I feel the need, the need for speed.
Faster, Faster, until the thrill of speed overcomes the fear of death.
If you're in control, you're not going fast enough.
And so on and so forth. There's a time and a place for going fast, and there's no better place to do that than when querying Have I Been Pwned's Pwned Passwords service. (Ok, a lot less glamorous than the context of the previous statements, but also less likely to have a catastrophic outcome.)
In December last year, Pwned Passwords saw not just a fresh batch of 225M new passwords from the NCA, but it also welcomed the ongoing ingestion of new passwords from the FBI. This created a lot of excitement which is great, but it also led to a very important question: what's the fastest way to query the entire corpus of data? That API is returning more than 99% of queries from the Cloudflare edge so it should be super fast, but how fast? What happens if you want to check millions of passwords? As all the Pwned Passwords code is now open source, we thought it would be cool to open this challenge up to the community and see what you can come up with in terms of an app to do just this. And, in the spirit of open source, that code should be available to all so that your good work can benefit the masses.
Here's what we've done: chief Pwned Passwords wrangler Stefán Jökull Sigurðarson has stood up a repository which you can begin working on right now. If you'd like to contribute in another language, leave a comment below and we'll create an all new repo in your favourite language; folks using this code need to be able to read, understand and trust the code so the more the merrier. There's no API key for this service so no secrets management, just plain and simple code that queries well documented existing APIs.
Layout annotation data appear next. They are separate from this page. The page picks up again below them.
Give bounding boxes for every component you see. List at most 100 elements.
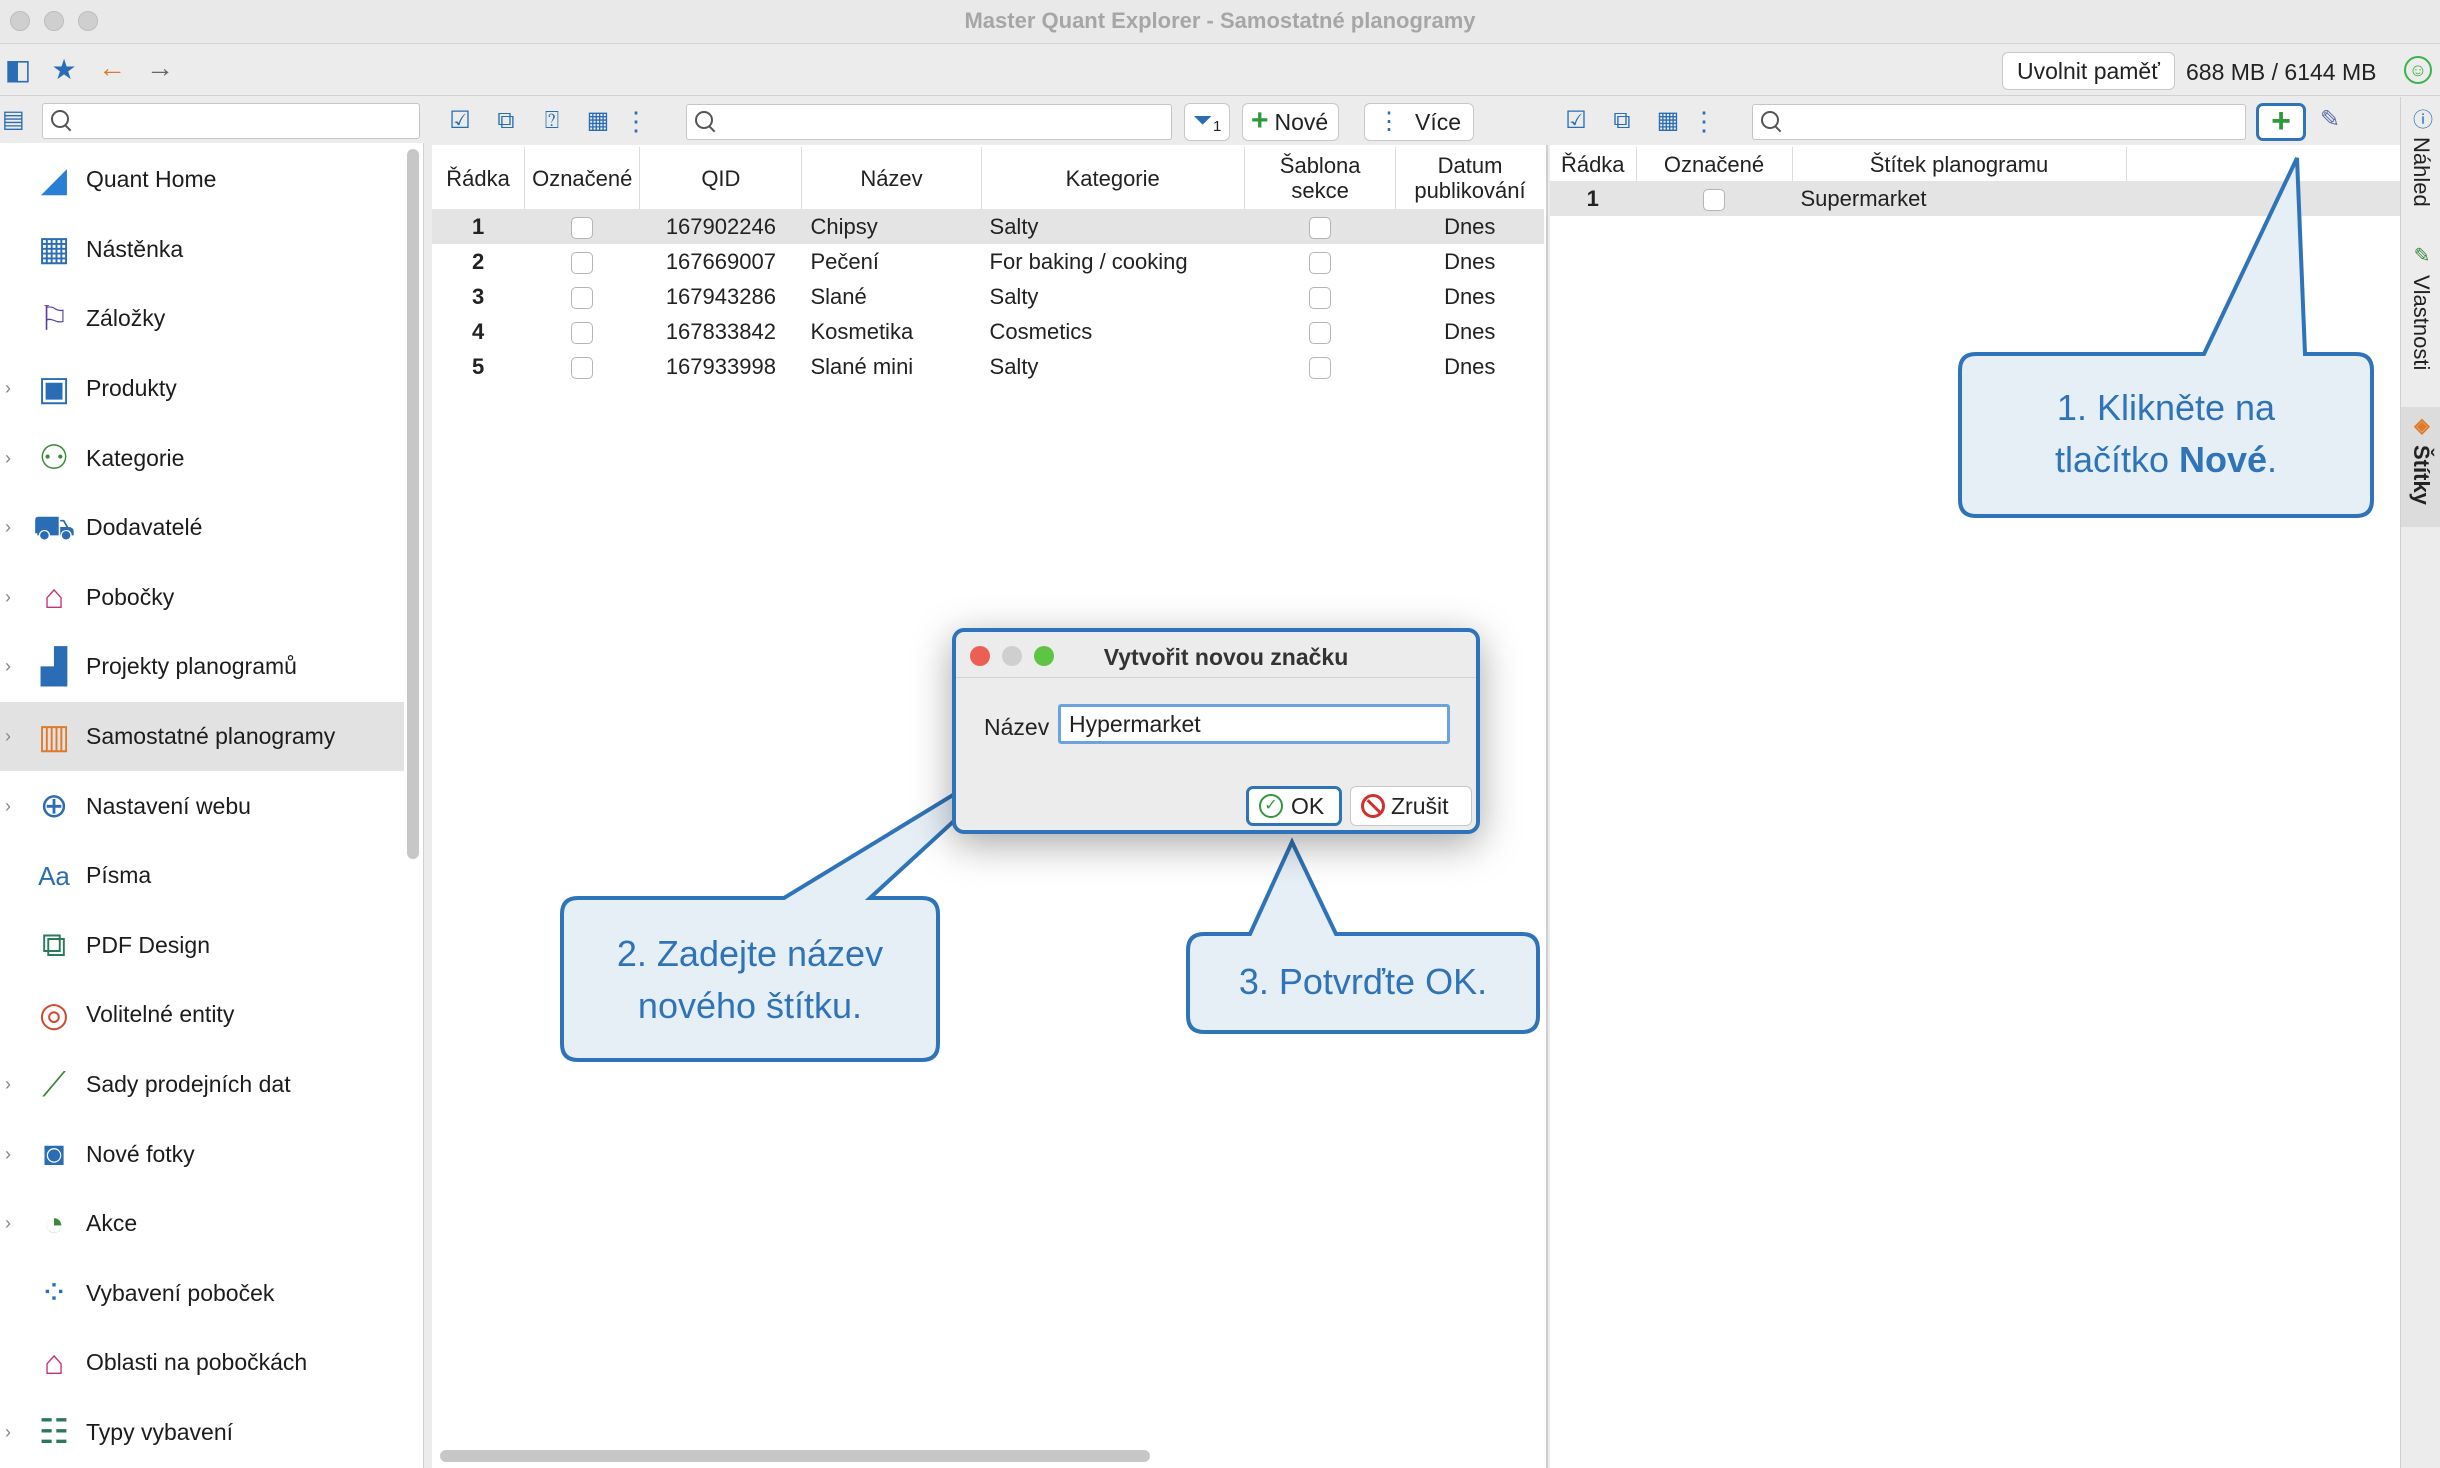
column-header-planogram-label[interactable]: Štítek planogramu: [1792, 147, 2127, 181]
sidebar-item[interactable]: ⧉ PDF Design: [0, 911, 404, 981]
sidebar-item[interactable]: ⚐ Záložky: [0, 284, 404, 354]
column-header-section-template[interactable]: Šablona sekce: [1244, 147, 1397, 209]
section-template-checkbox[interactable]: [1309, 286, 1332, 309]
sidebar-item[interactable]: › ◙ Nové fotky: [0, 1119, 404, 1189]
menu-dots-icon[interactable]: ⋮: [1688, 105, 1720, 137]
forward-arrow-icon[interactable]: →: [142, 50, 178, 86]
chevron-right-icon[interactable]: ›: [5, 726, 11, 747]
horizontal-scrollbar[interactable]: [440, 1450, 1150, 1462]
chevron-right-icon[interactable]: ›: [5, 1213, 11, 1234]
menu-dots-icon[interactable]: ⋮: [620, 105, 652, 137]
copy-icon[interactable]: ⧉: [1606, 105, 1638, 137]
column-header-category[interactable]: Kategorie: [981, 147, 1245, 209]
table-row[interactable]: 2 167669007 Pečení For baking / cooking Dnes: [432, 244, 1544, 279]
section-template-checkbox[interactable]: [1309, 321, 1332, 344]
labels-table: Řádka Označené Štítek planogramu 1 Superm…: [1550, 147, 2400, 216]
select-all-icon[interactable]: ☑: [444, 105, 476, 137]
sidebar-item[interactable]: › ◔ Akce: [0, 1189, 404, 1259]
table-row[interactable]: 5 167933998 Slané mini Salty Dnes: [432, 349, 1544, 384]
label-name-input[interactable]: Hypermarket: [1058, 704, 1450, 744]
qid-cell: 167669007: [665, 248, 776, 274]
column-header-marked[interactable]: Označené: [1636, 147, 1793, 181]
sidebar-item[interactable]: › ⌂ Pobočky: [0, 563, 404, 633]
sidebar-item[interactable]: ◎ Volitelné entity: [0, 980, 404, 1050]
marked-checkbox[interactable]: [1703, 188, 1725, 211]
column-header-row-number[interactable]: Řádka: [432, 147, 526, 209]
chevron-right-icon[interactable]: ›: [5, 587, 11, 608]
sidebar-item[interactable]: ▦ Nástěnka: [0, 215, 404, 285]
tab-preview[interactable]: ⓘ Náhled: [2401, 103, 2440, 233]
new-label-button[interactable]: +: [2256, 103, 2306, 141]
tab-preview-label: Náhled: [2409, 137, 2434, 207]
sidebar-item[interactable]: ⌂ Oblasti na pobočkách: [0, 1328, 404, 1398]
sidebar-item[interactable]: › ▥ Samostatné planogramy: [0, 701, 404, 772]
section-template-checkbox[interactable]: [1309, 251, 1332, 274]
marked-checkbox[interactable]: [571, 251, 594, 274]
new-button[interactable]: + Nové: [1242, 103, 1340, 141]
sidebar-item[interactable]: › ⟋ Sady prodejních dat: [0, 1050, 404, 1120]
table-row[interactable]: 4 167833842 Kosmetika Cosmetics Dnes: [432, 314, 1544, 349]
sidebar-item[interactable]: Aa Písma: [0, 841, 404, 911]
marked-checkbox[interactable]: [571, 286, 594, 309]
sidebar-item[interactable]: › ▟ Projekty planogramů: [0, 632, 404, 702]
list-search-input[interactable]: [686, 104, 1172, 140]
column-header-qid[interactable]: QID: [639, 147, 803, 209]
edit-icon[interactable]: ✎: [2320, 105, 2340, 134]
label-cell: Supermarket: [1800, 185, 1927, 211]
table-settings-icon[interactable]: ▦: [1652, 105, 1684, 137]
store-icon: ⌂: [43, 578, 65, 617]
filter-button[interactable]: ⏷ 1: [1184, 103, 1230, 141]
chevron-right-icon[interactable]: ›: [5, 1422, 11, 1443]
section-template-checkbox[interactable]: [1309, 356, 1332, 379]
select-all-icon[interactable]: ☑: [1560, 105, 1592, 137]
marked-checkbox[interactable]: [571, 216, 594, 239]
tab-labels[interactable]: ◈ Štítky: [2401, 407, 2440, 527]
free-memory-button[interactable]: Uvolnit paměť: [2002, 52, 2175, 90]
table-row[interactable]: 3 167943286 Slané Salty Dnes: [432, 279, 1544, 314]
chevron-right-icon[interactable]: ›: [5, 448, 11, 469]
sidebar-toggle-icon[interactable]: ◧: [0, 52, 36, 88]
sidebar-item[interactable]: › ⛟ Dodavatelé: [0, 493, 404, 563]
name-cell: Slané: [810, 283, 867, 309]
search-icon: [1761, 111, 1783, 133]
more-button[interactable]: ⋮ Více: [1364, 103, 1475, 141]
row-number-cell-wrap: 1: [1550, 181, 1636, 216]
help-icon[interactable]: ⍰: [536, 105, 568, 137]
nav-search-input[interactable]: [42, 103, 420, 139]
ok-button[interactable]: ✓ OK: [1246, 786, 1342, 826]
column-header-name[interactable]: Název: [801, 147, 982, 209]
sidebar-item[interactable]: › ☷ Typy vybavení: [0, 1398, 404, 1468]
sidebar-item[interactable]: › ⚇ Kategorie: [0, 423, 404, 493]
column-header-publish-date[interactable]: Datum publikování: [1396, 147, 1544, 209]
section-template-checkbox[interactable]: [1309, 216, 1332, 239]
empty-cell: [2126, 181, 2400, 216]
chevron-right-icon[interactable]: ›: [5, 378, 11, 399]
cancel-button[interactable]: Zrušit: [1350, 786, 1472, 826]
dialog-title: Vytvořit novou značku: [1103, 644, 1349, 670]
table-settings-icon[interactable]: ▦: [582, 105, 614, 137]
nav-collapse-icon[interactable]: ▤: [2, 105, 25, 134]
table-row[interactable]: 1 167902246 Chipsy Salty Dnes: [432, 209, 1544, 244]
favorites-star-icon[interactable]: ★: [46, 52, 82, 88]
nav-scrollbar[interactable]: [407, 149, 419, 859]
sidebar-item[interactable]: ⁘ Vybavení poboček: [0, 1259, 404, 1329]
column-header-row-number[interactable]: Řádka: [1550, 147, 1637, 181]
quant-home-icon: ◢: [40, 160, 68, 199]
chevron-right-icon[interactable]: ›: [5, 796, 11, 817]
chevron-right-icon[interactable]: ›: [5, 1074, 11, 1095]
back-arrow-icon[interactable]: ←: [94, 50, 130, 86]
chevron-right-icon[interactable]: ›: [5, 1144, 11, 1165]
sidebar-item[interactable]: › ⊕ Nastavení webu: [0, 771, 404, 841]
chevron-right-icon[interactable]: ›: [5, 656, 11, 677]
copy-icon[interactable]: ⧉: [490, 105, 522, 137]
sidebar-item[interactable]: › ▣ Produkty: [0, 354, 404, 424]
column-header-marked[interactable]: Označené: [524, 147, 641, 209]
marked-checkbox[interactable]: [571, 321, 594, 344]
marked-checkbox[interactable]: [571, 356, 594, 379]
labels-search-input[interactable]: [1752, 104, 2246, 140]
chevron-right-icon[interactable]: ›: [5, 517, 11, 538]
table-row[interactable]: 1 Supermarket: [1550, 181, 2400, 216]
category-cell: Cosmetics: [989, 318, 1093, 344]
sidebar-item[interactable]: ◢ Quant Home: [0, 145, 404, 215]
sidebar-item-label: Projekty planogramů: [86, 653, 297, 680]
A few little tips for you:
- You should be able to read in a collection of plain text passwords from a text file and write out a set of results where for each password, the prevalence with which it's been seen is emitted in a readily parseable format. For example, a CSV file of plain text password and prevalence pairs.
- There are only 16^5 different possible API queries due to the way the anonymity model works (check the docs - you're only querying the first 5 chars of a SHA-1 hash). Particularly as the number of passwords checked increases beyond the ~1M possible unique queries, the time per password query should massively decrease...
- ...depending on how much data you can cache locally without the need to re-query a remote service. Think about using local storage or memory constructs such that you never need to go back out "over the wire" for subsequent queries of the same hash prefix.
- If you'd like a sample password set to test on, try the top 100,000 most prevalent password in Pwned Passwords, courtesy of the NCSC (that'll obviously have a 100% hit rate).
- If you'd like an even larger sample set, try the 14M "Rockyou" list (that'll also give you a 100% hit rate as all of those were loaded into HIBP very early on).
- Report on speed. Include a summary at the end of the process that provides - at the very least - the number of passwords checked, the percentage found in HIBP, the total duration and the number of passwords checked per second. This will help us race different variants of the challenge 😎
- That's all, the repo is here, go for it: https://github.com/HaveIBeenPwned/PwnedPasswordsSpeedChallenge
And that's pretty much it. This is a pretty simple little challenge that I hope you can have some fun with, but it's also a challenge that will do a great deal of good for many organisations and individuals alike.
Stefán has already made a head start on a C# .NET version and has achieved some blistering results:
Mileage will vary based on factors such as cache level (his Cloudflare edge node already had 100% of those requests cached) and bandwidth (let's just say Reykjavík doesn't have Australia level connectivity), but those 3k+ requests per second are a pretty good benchmark to begin with. Wanna go really fast? Check out the speed against locally cached passwords:
So, can you beat it in your language of choice? Give it a go 🙂
And just to save this coming up in the comments, no organisation should be storing customer passwords in a format they could readily feed into this challenge. Where this is useful is for cases where passwords have been obtained in plain text and that ranges from credential stuffing lists to malware campaigns to law enforcement agencies identifying compromised passwords in the course of their investigations.